Todos chutaram na trave
Os jornais erraram feio na cobertura do referendo na Venezuela.
Mas nenhum deles errou tanto quanto O Estado de S.Paulo.
Todos cravaram em suas edições de hoje que a maioria dos venezuelanos escolheria o ‘sim’ em apoio à reforma constitucional proposta por Hugo Chávez.
Mas tiveram o cuidado de ponderar que se tratava de pesquisa de boca-de-urna, de tendência ainda não confirmada no encerramentos de suas edições.
O Estadão definiu na manchete: ‘Referendo aumenta poderes de Chávez’.
No final, o ‘não’ venceu.
A Folha ressalvou na manchete que se tratava ainda de projeções de pesquisas de boca-de-urna, mas insinuou uma relação entre a disputa na Venezuela e a suposta intenção do presidente Lula de buscar um terceiro mandato.
As reportagens da Folha sobre a pesquisa que havia publicado no domingo, na qual a maioria dos brasileiros consultados havia declarado ser contra um terceiro mandado para o presidente, poderiam induzir o leitor a misturar os dois cenários.
Não há qualquer relação possível entre o referendo proposto por Hugo Chávez em torno de mudanças na Constituição da Venezuela e especulações, já muitas vezes desmentidas, de que o Brasil poderia mudar as regras eleitorais para permitir a reeleição de Lula em 2010.
Ainda antes de os jornais chegarem às bancas, as edições online já informavam que a proposta de Chávez havia sido rejeitada.
Hoje é dia de muita criatividade nas redações, para explicar ao leitor como foi tomada a decisão de apostar num resultado que estava errado.
Quantos institutos de pesquisa previram a vitória do ‘sim’?
Quais eram os números disponíveis quando as edições foram fechadas?
O que fazer com todas aquelas análises prevendo um futuro sombrio para as democracias na América Latina?
As manchetes e algumas páginas de política internacional desta segunda-feira já eram jornal velho quando saíram das impressoras.
Sem audiência
O Brasil foi apresentado ontem ao seu projeto de TV digital.
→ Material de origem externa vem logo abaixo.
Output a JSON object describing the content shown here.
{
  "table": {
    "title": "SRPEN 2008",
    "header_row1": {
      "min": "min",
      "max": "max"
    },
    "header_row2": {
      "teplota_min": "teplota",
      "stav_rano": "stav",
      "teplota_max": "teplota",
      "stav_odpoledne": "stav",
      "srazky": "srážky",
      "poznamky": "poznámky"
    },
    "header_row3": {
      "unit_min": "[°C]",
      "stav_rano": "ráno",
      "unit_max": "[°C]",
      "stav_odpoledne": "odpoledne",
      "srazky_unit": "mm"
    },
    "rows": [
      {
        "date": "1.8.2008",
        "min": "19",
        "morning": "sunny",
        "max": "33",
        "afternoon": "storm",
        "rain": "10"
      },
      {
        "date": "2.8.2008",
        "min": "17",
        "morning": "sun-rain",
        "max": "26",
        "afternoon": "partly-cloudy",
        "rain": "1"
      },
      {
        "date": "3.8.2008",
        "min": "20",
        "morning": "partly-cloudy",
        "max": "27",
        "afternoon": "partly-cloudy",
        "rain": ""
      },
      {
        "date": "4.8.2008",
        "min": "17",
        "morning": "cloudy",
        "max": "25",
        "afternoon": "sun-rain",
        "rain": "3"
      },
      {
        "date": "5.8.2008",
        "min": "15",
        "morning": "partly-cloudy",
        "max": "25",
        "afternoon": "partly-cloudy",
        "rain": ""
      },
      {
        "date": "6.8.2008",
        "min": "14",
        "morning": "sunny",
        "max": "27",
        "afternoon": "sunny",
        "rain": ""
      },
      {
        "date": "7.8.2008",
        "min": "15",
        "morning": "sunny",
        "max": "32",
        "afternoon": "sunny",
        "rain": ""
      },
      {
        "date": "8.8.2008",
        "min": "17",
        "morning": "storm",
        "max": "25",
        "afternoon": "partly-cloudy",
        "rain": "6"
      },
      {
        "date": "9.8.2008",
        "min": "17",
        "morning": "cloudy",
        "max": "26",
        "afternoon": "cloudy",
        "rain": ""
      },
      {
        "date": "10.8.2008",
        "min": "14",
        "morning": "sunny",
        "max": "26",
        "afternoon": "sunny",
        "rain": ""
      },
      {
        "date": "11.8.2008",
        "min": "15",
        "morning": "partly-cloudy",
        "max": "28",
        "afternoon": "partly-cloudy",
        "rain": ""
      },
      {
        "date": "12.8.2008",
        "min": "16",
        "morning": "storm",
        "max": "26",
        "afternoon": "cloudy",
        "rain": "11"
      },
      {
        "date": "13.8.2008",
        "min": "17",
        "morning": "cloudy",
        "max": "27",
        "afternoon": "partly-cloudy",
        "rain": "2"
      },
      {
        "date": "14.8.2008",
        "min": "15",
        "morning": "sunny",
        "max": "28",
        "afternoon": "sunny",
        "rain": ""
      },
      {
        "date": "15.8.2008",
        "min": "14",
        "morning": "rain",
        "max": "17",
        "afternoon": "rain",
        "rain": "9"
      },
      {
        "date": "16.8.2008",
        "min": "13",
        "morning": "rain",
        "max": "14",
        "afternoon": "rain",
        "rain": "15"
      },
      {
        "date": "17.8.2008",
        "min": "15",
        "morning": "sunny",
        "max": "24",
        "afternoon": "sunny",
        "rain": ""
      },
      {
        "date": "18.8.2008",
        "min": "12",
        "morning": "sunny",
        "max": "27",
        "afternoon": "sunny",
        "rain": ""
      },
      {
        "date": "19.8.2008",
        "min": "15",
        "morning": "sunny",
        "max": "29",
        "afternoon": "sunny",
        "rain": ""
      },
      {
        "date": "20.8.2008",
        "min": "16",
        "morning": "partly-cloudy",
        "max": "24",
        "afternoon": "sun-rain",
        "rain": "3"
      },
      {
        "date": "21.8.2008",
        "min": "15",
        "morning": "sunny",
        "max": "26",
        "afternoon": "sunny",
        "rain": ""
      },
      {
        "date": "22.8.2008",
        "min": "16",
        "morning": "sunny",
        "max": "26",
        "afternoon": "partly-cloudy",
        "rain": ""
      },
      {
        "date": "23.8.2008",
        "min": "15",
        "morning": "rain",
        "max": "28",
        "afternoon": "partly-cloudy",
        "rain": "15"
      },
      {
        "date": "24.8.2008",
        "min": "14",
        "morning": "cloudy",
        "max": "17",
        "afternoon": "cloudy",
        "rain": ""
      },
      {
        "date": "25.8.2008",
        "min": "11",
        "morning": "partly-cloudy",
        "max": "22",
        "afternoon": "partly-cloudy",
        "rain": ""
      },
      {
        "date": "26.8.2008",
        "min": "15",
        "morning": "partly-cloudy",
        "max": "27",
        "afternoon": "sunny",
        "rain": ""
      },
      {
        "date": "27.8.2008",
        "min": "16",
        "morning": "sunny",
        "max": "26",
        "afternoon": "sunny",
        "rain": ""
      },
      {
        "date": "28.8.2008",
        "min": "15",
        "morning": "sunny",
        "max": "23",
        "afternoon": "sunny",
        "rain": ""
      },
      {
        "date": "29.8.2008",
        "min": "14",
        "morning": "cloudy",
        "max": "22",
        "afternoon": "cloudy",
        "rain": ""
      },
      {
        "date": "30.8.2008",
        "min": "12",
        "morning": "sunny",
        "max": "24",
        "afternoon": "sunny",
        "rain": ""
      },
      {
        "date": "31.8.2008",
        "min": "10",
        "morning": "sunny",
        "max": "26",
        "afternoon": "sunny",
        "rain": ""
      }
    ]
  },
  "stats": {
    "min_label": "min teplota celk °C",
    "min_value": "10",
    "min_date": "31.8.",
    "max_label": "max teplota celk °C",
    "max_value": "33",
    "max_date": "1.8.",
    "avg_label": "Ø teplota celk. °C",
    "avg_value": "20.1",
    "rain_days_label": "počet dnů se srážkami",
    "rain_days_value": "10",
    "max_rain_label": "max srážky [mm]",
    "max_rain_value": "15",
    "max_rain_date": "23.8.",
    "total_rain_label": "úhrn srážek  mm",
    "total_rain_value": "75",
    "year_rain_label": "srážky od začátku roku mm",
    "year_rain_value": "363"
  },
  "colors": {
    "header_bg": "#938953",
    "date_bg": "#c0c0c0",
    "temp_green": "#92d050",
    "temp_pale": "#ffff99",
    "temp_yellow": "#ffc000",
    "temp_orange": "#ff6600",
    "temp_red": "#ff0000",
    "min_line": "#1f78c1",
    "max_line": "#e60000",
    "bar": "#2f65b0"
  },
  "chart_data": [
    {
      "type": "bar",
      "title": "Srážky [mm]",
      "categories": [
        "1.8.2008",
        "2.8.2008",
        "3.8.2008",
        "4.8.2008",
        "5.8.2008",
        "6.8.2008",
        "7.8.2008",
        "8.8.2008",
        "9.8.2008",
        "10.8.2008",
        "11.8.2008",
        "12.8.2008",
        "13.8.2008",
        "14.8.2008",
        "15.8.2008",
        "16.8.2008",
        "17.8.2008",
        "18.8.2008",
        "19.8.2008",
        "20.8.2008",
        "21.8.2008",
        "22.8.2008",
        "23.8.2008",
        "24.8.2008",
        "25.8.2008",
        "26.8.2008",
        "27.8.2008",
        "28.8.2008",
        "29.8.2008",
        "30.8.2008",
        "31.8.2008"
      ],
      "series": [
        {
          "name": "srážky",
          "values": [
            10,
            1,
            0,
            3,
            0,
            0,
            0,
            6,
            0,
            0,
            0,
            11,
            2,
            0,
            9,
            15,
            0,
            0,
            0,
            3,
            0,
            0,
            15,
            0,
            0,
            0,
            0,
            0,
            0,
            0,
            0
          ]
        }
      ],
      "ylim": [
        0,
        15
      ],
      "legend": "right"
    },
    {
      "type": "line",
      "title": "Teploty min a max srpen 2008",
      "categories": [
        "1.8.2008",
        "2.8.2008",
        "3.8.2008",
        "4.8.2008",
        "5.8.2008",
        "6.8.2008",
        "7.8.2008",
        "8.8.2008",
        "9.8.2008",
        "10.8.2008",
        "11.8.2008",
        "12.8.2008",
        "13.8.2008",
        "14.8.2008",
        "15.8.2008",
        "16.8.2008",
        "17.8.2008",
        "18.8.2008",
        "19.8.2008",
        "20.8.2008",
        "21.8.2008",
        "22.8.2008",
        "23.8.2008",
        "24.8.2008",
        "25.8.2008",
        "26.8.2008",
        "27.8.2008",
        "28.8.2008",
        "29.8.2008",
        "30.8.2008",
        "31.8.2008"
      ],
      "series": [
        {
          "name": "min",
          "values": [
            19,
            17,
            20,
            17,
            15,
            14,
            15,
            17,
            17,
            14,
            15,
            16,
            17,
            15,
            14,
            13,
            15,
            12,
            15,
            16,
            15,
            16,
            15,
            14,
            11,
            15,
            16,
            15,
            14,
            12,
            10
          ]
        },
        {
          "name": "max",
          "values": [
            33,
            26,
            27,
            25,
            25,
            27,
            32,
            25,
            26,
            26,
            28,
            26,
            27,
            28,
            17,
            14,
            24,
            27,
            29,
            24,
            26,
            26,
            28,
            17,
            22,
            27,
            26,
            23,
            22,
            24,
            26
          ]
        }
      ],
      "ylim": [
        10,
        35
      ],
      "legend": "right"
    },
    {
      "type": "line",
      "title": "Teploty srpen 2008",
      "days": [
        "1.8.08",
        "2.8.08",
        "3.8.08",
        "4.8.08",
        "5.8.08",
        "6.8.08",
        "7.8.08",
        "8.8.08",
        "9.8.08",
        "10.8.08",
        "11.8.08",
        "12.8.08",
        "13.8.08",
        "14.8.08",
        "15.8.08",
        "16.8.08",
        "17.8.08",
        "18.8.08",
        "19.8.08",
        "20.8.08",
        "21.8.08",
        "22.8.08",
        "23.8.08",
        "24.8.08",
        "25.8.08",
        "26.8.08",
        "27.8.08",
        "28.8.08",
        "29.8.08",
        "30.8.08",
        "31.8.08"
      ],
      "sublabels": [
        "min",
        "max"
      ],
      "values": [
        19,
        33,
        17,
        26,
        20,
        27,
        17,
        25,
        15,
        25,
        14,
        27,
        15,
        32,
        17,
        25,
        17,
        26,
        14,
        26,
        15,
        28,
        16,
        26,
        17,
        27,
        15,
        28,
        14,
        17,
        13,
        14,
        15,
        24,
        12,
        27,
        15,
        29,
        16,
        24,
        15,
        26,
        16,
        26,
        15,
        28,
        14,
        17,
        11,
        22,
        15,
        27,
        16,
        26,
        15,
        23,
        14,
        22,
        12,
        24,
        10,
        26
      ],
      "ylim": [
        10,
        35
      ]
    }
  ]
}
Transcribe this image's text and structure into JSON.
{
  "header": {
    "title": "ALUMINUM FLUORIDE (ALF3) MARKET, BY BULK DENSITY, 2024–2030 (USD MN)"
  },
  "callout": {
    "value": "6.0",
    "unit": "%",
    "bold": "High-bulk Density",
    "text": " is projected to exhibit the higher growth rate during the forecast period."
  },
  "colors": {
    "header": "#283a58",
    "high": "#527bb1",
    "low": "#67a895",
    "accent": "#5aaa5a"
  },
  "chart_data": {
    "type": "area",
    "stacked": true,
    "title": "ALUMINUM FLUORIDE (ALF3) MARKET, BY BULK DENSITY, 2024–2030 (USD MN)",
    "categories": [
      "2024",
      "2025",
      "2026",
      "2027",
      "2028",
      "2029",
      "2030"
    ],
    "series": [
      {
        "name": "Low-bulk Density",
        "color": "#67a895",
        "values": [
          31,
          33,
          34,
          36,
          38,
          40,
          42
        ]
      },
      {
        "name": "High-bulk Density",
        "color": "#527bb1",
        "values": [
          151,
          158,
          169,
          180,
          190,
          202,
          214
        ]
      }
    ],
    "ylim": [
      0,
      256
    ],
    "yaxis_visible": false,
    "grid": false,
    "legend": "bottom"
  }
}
Mas a festa não empolgou ninguém.
Dines:
– Deveria ser um domingo de festa televisiva. Não deu certo: a TV Digital é uma promessa vaga, indefinida e a TV-Brasil é apenas uma Medida Provisória ainda não votada. O governo tinha pressa, o calendário político exigia uma revolução na mídia eletrônica no início de 2008, ano de eleições e definições. A pressa, além de ser inimiga da perfeição, também é inimiga dos debates, prefere imposições. As duas festas foram improvisadas e decepcionantes. Mesmo com o pool montado pelas seis redes da TV comercial, a TV-Digital foi uma sessão nostalgia para lembrar a TV-Tupi combinada com um comício político. Quem está faturando a TV-Digital por enquanto é a mídia impressa, com a farta publicidade dos fabricantes de equipamentos, embora o consumidor desconheça ao certo o que vai comprar – se um receptor de alta definição ou um sistema interativo e participativo. A indicação da diretoria executiva da rede pública, a TV-Brasil, foi bem recebida, mas prejudicada pela escolha de um Conselho Curador composto majoritariamente por curiosos que não são do ramo. Desde o anúncio da rede pública ficou evidente a má-vontade dos grandes grupos privados de mídia, desinteressados em atender a fatia dos telespectadores mais exigentes. Esta má-vontade ficou patente nos últimos dias com a criação de um factóide destinado a prejudicar o lançamento da TV-Brasil. O afastamento das diretoras da antiga TV-Educativa era esperado há meses, mas os jornalões o apresentaram nos últimos dias como evidência de grandes dificuldades antes mesmo do início formal de operações. Trocas de comando são perfeitamente naturais quando empresas mudam de formato e dimensões, as páginas dos cadernos de negócio noticiam todos os dias contratações e dispensas no alto escalão. No caso da TV-Brasil a mídia privada queria forçar um trauma pré-natal. A TV-Digital significa faturamento, todos gostaram. A TV-Brasil significa uma alternativa à iniciativa privada. Ninguém gostou.